President Nana Akufo-Addo of Ghana says the time has come for people of African descent to make the journey back home. Ghana is offering African-Americans and Caribbean people the opportunity to return and the right of abode in 2019, pronouncing it “The Year of Return”.

To mark 400 years since the anchoring of the first slave ship in Jamestown, Virginia, Ghana’s President Nana Akufo-Addo has declared 2019 “The Year of Return”. It is the only public-private initiative by an African nation to commemorate this quarter-centenary.

As part of this initiative, Ghana is launching a series of programmes that seek to encourage people of African ancestry to make the “birthright journey home” as part of “the global African family”.

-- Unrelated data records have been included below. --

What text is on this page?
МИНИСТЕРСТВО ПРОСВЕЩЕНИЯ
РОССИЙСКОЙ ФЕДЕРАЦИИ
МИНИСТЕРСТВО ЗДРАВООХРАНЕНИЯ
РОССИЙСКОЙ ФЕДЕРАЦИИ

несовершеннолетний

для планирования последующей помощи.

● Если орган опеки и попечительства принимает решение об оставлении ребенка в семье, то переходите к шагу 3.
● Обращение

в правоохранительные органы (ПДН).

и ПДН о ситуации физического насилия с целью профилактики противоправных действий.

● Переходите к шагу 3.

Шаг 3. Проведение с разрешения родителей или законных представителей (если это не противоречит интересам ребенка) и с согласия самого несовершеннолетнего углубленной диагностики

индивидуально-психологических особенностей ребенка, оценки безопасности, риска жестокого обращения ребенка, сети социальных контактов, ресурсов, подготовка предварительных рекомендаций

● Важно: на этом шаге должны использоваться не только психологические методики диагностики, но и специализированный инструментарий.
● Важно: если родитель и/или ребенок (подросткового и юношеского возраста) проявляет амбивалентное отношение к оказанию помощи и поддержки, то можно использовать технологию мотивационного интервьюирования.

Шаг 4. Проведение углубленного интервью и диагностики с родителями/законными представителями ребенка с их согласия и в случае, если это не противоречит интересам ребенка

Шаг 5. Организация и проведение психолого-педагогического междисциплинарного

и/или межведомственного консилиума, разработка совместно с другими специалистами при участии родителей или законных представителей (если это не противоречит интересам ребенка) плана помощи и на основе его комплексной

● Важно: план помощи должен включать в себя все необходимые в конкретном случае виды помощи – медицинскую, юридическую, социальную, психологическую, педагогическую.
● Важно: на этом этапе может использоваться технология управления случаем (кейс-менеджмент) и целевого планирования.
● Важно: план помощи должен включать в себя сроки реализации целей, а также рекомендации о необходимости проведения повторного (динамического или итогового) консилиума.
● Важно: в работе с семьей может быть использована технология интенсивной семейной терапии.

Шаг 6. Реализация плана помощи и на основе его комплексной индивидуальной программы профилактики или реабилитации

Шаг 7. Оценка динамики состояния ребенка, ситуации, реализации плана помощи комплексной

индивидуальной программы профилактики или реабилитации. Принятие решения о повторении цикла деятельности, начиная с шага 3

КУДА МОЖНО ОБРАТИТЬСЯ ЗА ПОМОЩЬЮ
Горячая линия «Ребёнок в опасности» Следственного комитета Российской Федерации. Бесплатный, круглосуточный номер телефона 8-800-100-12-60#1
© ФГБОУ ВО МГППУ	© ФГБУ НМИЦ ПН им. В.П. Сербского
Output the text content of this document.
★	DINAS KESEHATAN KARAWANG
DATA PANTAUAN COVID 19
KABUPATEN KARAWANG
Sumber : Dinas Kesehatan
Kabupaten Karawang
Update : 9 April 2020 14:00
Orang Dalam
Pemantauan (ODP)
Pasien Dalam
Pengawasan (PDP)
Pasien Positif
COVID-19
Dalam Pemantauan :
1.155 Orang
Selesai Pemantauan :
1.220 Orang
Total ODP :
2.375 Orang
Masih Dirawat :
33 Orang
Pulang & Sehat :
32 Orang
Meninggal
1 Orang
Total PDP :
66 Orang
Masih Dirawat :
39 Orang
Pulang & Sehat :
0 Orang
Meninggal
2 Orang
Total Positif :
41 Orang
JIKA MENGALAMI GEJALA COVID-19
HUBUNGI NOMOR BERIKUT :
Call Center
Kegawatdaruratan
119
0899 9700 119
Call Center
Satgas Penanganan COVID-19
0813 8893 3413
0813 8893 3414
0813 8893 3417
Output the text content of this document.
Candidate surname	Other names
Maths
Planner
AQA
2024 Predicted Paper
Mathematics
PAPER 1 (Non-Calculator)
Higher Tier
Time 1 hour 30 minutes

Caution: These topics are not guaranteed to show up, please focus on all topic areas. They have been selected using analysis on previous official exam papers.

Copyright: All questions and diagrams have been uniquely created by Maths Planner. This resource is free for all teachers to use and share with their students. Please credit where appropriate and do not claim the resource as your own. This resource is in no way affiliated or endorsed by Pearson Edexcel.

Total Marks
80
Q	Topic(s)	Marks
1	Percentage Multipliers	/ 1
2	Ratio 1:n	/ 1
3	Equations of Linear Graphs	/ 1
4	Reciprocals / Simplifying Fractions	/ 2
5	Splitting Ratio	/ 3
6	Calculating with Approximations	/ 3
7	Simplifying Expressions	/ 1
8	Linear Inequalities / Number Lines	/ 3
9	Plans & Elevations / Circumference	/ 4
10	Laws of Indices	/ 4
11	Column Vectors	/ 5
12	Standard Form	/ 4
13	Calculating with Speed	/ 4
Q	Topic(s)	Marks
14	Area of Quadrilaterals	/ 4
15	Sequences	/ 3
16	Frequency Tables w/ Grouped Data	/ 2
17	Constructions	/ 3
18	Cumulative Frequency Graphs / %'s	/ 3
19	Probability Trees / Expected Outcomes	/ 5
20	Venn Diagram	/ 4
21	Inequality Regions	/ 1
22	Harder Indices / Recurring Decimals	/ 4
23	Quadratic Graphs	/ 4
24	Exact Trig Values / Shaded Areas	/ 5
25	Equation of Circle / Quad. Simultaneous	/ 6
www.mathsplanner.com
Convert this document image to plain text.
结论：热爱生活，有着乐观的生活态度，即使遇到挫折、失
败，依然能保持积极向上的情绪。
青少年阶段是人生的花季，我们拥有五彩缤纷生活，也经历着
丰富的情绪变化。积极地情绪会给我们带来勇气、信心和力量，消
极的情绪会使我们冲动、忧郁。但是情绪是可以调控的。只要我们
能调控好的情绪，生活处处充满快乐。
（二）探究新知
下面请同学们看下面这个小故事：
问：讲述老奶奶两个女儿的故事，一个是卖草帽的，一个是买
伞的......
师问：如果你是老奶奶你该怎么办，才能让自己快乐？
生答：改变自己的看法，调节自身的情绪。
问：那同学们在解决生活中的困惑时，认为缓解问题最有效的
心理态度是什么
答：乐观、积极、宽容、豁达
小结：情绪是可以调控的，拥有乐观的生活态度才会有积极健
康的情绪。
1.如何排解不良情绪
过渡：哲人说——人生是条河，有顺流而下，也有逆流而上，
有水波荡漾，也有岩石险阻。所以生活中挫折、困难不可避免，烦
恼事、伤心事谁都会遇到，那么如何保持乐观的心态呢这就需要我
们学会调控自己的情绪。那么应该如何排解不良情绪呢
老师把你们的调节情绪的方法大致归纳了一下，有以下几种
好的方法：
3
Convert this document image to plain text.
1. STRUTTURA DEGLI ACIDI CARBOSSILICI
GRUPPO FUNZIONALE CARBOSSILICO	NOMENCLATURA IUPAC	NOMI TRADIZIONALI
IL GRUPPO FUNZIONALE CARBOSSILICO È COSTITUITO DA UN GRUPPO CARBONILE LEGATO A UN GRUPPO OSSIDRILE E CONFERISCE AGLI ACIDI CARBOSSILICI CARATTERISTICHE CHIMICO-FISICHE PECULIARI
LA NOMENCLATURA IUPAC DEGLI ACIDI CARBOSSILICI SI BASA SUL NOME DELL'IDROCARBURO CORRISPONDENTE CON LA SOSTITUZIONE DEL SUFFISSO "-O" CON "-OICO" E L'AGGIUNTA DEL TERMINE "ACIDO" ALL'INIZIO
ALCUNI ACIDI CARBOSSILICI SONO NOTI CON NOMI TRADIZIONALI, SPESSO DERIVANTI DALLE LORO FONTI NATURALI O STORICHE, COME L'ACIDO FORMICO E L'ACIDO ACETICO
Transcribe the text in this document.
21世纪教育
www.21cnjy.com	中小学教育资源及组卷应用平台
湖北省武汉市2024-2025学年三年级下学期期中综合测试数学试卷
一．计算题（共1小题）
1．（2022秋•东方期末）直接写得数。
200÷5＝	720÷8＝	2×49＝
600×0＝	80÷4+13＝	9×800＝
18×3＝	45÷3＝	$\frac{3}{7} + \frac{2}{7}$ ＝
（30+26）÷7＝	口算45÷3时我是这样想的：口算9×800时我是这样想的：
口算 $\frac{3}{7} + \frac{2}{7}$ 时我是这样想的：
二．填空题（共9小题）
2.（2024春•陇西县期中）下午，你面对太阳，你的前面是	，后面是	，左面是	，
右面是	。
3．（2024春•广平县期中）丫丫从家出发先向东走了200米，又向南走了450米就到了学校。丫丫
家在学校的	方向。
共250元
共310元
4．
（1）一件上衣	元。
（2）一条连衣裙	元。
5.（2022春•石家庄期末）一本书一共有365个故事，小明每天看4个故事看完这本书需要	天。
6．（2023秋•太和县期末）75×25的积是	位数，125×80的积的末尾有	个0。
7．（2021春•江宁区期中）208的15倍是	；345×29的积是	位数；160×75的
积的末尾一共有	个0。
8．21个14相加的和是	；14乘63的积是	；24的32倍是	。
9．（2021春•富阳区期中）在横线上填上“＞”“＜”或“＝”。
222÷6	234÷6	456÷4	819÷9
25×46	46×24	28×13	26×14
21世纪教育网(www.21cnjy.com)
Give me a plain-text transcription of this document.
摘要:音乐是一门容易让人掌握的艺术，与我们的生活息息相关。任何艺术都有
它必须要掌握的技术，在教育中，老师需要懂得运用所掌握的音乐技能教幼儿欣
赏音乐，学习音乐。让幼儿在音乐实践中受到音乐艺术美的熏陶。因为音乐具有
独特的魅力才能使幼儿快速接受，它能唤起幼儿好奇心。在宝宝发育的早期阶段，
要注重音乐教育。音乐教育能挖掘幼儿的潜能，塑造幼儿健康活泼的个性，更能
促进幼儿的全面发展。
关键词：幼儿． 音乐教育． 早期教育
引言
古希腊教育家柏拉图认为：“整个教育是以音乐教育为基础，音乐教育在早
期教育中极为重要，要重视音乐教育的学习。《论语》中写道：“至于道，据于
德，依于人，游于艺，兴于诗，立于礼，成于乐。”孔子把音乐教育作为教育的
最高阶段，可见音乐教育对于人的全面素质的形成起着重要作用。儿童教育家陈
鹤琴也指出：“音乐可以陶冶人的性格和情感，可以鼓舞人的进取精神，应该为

“In the year 2019, we open our arms even wider to welcome home our brothers and sisters,” President Nana Akufo-Addo said.

At a launch event in Washington DC, President Akufo-Addo stressed that Ghana’s Pan-African leadership and legacy status was earned by the country’s conscious effort to validate the struggles, strengths and links between African descendants on a Pan-African scale.

The Ghana Tourism Authority, under the Ministry of Tourism, Arts and Culture, is coordinating the year-long calendar of activities in “celebration of the resilience of the African spirit”. This is being done in partnership with the Office of Diaspora Affairs in the Office of the President, the Pan-African Historical Theatre Festival (Panafest) Foundation and The Adinkra Group.

Ghana has for decades made itself the destination of choice for returning African-Americans and Caribbean people. In the 1820s and 1830s, the Tabon people, a group of African slaves in Brazil, returned to Accra after a popular slave rebellion. Their descendants have been fully assimilated into Ghanaian social and political life.

In fact, Accra has been home to many popular historical figures, such as author Maya Angelou (for three years, with her son, Guy); Sylvia Boone (the first tenured black woman professor at Yale University); actor, director, writer, lecturer and civil rights activist Julian Mayfield; sociologist and historian W.E.B Du Bois; and journalist and author George Padmore. They all lived and worked there, and Du Bois and Padmore are buried in the city. Their homes are now public libraries.

In 2001, Ghana passed the Right of Abode law, which gives people of African ancestry in the Americas the right to stay in Ghana indefinitely. Then, in 2007, during Ghana’s 50th independence anniversary, the “Joseph Project” was launched to encourage the return of the descendants of enslaved Africans.

This garnered interest and, in December 2016, then President John Mahama presided over the naturalization ceremony of 34 returnees. As he presented them with their certificates of naturalization, he said, “I have only restored to you what rightfully belongs to you and was painfully taken away.”

Ghana’s policies have been backed by local attitudes towards returnees. Although there is an awareness of “otherness”, returnees have reported feeling welcomed and included.

There is a need for other African countries to follow in Ghana’s footsteps to benefit from the economic and cultural power that the African diaspora brings. In a recent address to the Pan-African Unity Dialogue in New York, the African Union’s Ambassador to the USA, Dr Arikana Chihombori-Quao, called for closer collaboration between the African continent and the growing African Diaspora communities in the Americas.

She argued that a fully engaged diaspora holds the key to the future development and empowerment of Africa.